Mr. Hart directed Shepard's early work Shaved Splits at La MaMa in 1971. The two men were close enough that Mr. Hart was best man at Shepard's marriage to actress O-Lan Jones, which took place at St. Mark's Church. Afterwards, the Shepards and Mr. Hart lived in the same building on Sixth Avenue.

Mr. Hart also collaborated with such artists as Joseph Chaikin, who founded the Open Theatre, and Robert DeNiro, whom he directed in an 1986 production of Reinaldo Povod's Cuba and His Teddy Bear. The show began Off-Broadway and transferred to Broadway in 1986. It was the director's only Broadway credit. He was director of Nicky Paraiso's 20th Century Blues at La MaMa in 1988.

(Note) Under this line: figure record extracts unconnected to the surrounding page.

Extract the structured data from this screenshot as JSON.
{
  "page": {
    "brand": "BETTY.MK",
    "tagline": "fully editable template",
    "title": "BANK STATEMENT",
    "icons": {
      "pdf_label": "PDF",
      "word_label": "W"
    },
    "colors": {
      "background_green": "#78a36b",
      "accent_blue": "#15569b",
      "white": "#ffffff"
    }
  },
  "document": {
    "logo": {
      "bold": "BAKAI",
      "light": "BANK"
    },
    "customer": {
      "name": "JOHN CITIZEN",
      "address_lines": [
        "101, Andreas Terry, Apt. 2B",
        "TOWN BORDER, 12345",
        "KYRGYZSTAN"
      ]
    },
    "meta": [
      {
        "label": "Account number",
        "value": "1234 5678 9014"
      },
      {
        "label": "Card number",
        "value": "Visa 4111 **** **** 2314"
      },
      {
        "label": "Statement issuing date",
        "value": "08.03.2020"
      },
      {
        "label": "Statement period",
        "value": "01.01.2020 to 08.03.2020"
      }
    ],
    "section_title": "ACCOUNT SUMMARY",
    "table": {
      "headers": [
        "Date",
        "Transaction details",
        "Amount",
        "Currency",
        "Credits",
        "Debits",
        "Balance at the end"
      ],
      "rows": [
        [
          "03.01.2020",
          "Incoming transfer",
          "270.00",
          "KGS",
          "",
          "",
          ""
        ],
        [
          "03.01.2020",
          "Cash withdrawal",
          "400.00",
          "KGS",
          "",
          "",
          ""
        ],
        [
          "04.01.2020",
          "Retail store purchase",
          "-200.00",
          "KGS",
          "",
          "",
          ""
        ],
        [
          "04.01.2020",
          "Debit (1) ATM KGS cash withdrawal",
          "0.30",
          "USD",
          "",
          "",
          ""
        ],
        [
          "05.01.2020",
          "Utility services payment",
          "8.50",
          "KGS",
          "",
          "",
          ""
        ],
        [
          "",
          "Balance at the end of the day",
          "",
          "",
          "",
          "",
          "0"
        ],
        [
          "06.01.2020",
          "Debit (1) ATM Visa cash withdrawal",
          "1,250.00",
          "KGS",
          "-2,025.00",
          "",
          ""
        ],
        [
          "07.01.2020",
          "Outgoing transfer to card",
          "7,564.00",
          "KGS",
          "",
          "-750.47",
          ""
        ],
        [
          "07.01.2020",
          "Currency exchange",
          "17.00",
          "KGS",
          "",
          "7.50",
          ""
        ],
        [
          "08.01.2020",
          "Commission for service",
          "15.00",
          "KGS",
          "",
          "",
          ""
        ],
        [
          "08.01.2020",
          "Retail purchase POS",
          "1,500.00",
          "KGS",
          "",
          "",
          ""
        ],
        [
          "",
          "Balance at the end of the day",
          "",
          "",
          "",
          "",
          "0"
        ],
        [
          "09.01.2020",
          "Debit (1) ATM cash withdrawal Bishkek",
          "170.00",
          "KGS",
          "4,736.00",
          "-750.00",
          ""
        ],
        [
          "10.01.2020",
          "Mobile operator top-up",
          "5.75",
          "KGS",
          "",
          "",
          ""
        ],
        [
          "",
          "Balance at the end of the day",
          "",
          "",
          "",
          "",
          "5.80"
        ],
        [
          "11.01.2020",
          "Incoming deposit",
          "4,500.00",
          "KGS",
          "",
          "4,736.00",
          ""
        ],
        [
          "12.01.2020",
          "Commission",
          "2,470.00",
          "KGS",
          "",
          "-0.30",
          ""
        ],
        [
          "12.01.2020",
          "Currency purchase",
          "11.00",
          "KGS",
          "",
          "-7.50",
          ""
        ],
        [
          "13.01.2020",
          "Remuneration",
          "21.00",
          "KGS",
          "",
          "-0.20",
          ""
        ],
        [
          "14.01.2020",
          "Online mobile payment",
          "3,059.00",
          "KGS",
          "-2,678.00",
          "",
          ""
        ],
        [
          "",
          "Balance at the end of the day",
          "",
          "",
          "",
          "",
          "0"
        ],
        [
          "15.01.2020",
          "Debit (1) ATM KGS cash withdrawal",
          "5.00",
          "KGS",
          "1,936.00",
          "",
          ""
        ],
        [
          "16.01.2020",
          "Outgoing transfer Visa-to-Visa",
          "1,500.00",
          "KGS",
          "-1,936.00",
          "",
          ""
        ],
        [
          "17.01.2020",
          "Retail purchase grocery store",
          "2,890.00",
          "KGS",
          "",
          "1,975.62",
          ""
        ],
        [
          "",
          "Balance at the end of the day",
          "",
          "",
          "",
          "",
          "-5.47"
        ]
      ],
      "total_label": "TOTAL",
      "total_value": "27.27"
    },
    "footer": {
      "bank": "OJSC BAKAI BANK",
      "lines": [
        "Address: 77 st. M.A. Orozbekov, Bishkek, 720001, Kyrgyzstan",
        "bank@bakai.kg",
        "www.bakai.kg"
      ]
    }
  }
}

He returned to the work of Shepard in 1996, when he stage a revival of a revised version of the playwright's The Tooth of Crime at Second Stage. In 1991, Mr. Hart staged the premiere of Shepard's abstract, anti-war drama States of Shock at An American Place. The production, starring John Malkovich, was largely panned. However, Frank Rich in the New York Times wrote "Bill Hart's energetic, tightly focused production is blameless for the lulls."

Mr. Hart also remained a part of the art world, becoming in the 1970s the director of the Razor Gallery in SoHo. The following decade, in an unlikely turn, he was named the literary manager of Joseph Papp's Public Theatre. According to the Times, one of his first projects was the development of Larry Kramer's Normal Heart, an AIDS drama that became a major hit.